Uno schiaffone in mondovisione, in bilico fra il gelo, il riso e l’incredulità di noi tutti. Sentimenti contrastanti che, a ridosso dell’inqualificabile atto compiuto da Will Smith alla cerimonia degli Oscars 2022, mi fanno riflettere un po’ sardonicamente su quanto avvenuto e sui riferimenti storico-televisivi che mi si sono palesati nella mente in quegli istanti a dir poco surreali.
Il collegamento non è del tutto immediato quanto invece arbitrario, tuttavia chi può vantare una buona memoria e una certa cultura rispetto al fenomeno denominato trash (specie per quanto concerne il contesto televisivo nostrano) potrebbe aver identificato nella rissa verbale fra Antonio Zequila e Adriano Pappalardo (accaduta in quel di Domenica In nel 2006) un imprevedibile link con lo scenario che ha visto ieri protagonista l’ex Principe di Bel Air.
Volendoci scherzare su, si potrebbe dire che il capolavoro di Smith non sta tanto nella rielaborazione della fonte primaria, laddove il “keep my wife’s name out of your fuckin mouth” riprende a suo modo il già lirico “non toccare mia madre mai piuuu”, ma nell’effettivo superamento dell’abbaiare Zequiliano mediante il gesto tecnico non più potenziale ma finemente concretizzato.
Il colpo sferrato a Rock rivela in un attimo tutta l’ipocrisia di Smith, oltre che il suo falso perbenismo, proprio nella serata della sua consacrazione tanto agognata.
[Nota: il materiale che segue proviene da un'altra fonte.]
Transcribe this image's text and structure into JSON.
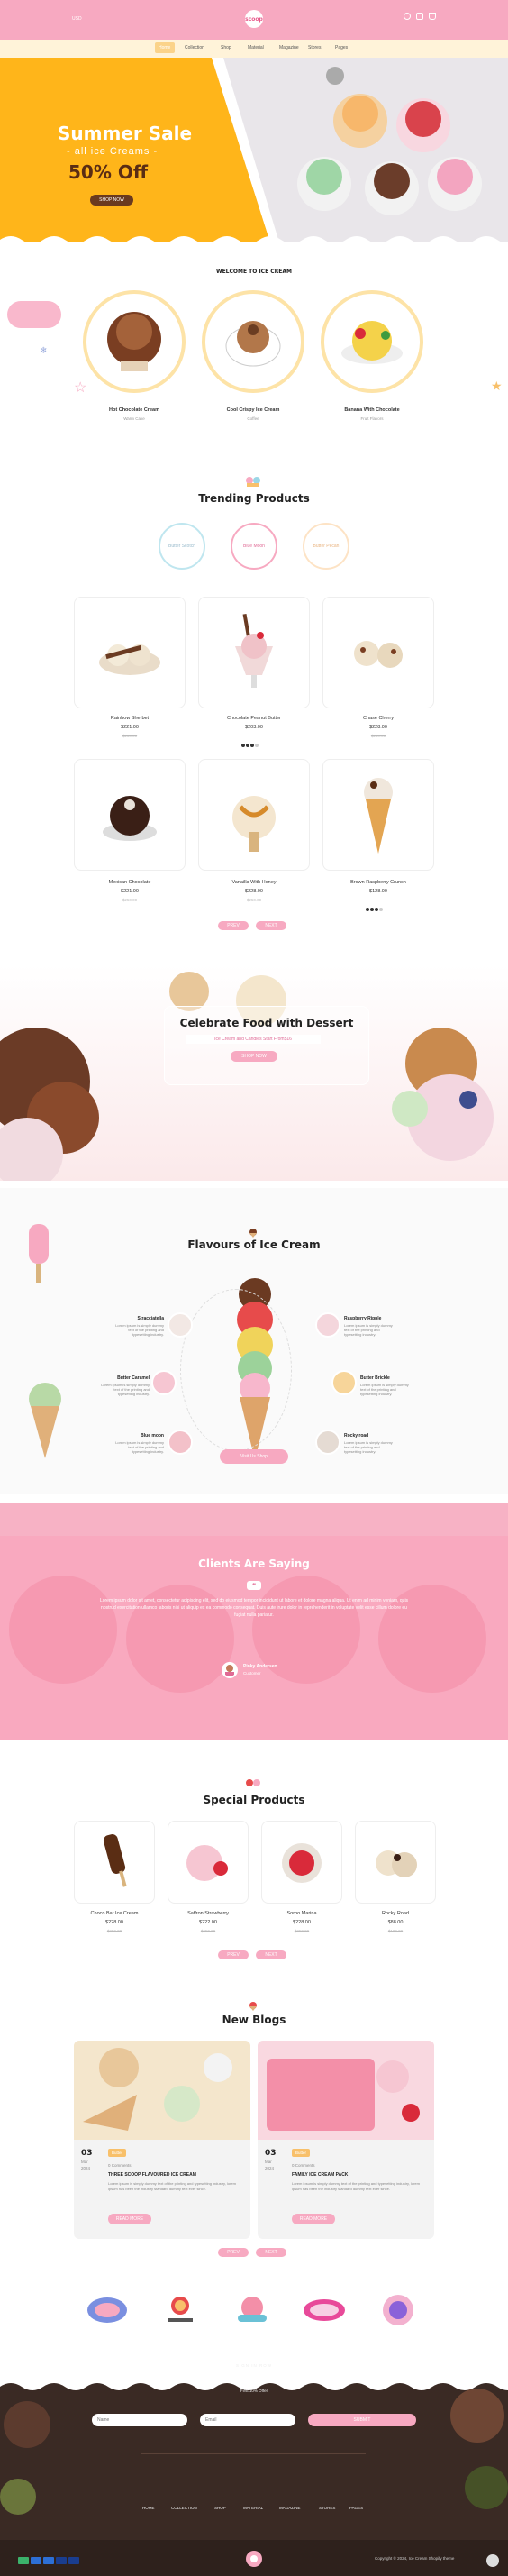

Dopo maldestri tentativi di vincere o farsi candidare coi suoi Oscars-movie del passato recente, questo attore-predicatore dei buoni sentimenti non riesce per paradosso a tenere la maschera proprio nell’unica occasione in cui avrebbe dovuto.
Miracolato dall’annata favorevole per via di avversari poco credibili ad ostacolarlo nella corsa alla statuetta, decide inopinatamente di creare ex-novo il suo storico Oscar moment (perché di questo ci ricorderemo, non della vittoria) e di farlo nel modo meno prevedibile.
L’atto, a tutti gli effetti ingiustificato e di natura violenta, squalifica del tutto la sua immagine e rende ridicoli i patetici piagnistei e moralismi di tanti suoi personaggi, questi scelti peraltro sempre con dovizia come a voler suggellare questo immaginario fatto di mani tese e guance pórte.
Rock ha fatto una battuta, è il suo mestiere, e va notato che Smith ci ha anche riso per un po’ (magari per riflesso condizionato, ma tant’è), segno ulteriore dell’ipocrisia più totale.
Non pago, quando si poi si rende conto della figura barbina irreparabile, da neo-vincitore inscena un altro teatrino e un altro piagnisteo prendendosi un’infinità di tempo, tempo che Ryusuke Hamaguchi o tanti altri (vedasi i premi “secondari”) non hanno avuto. Inqualificabile.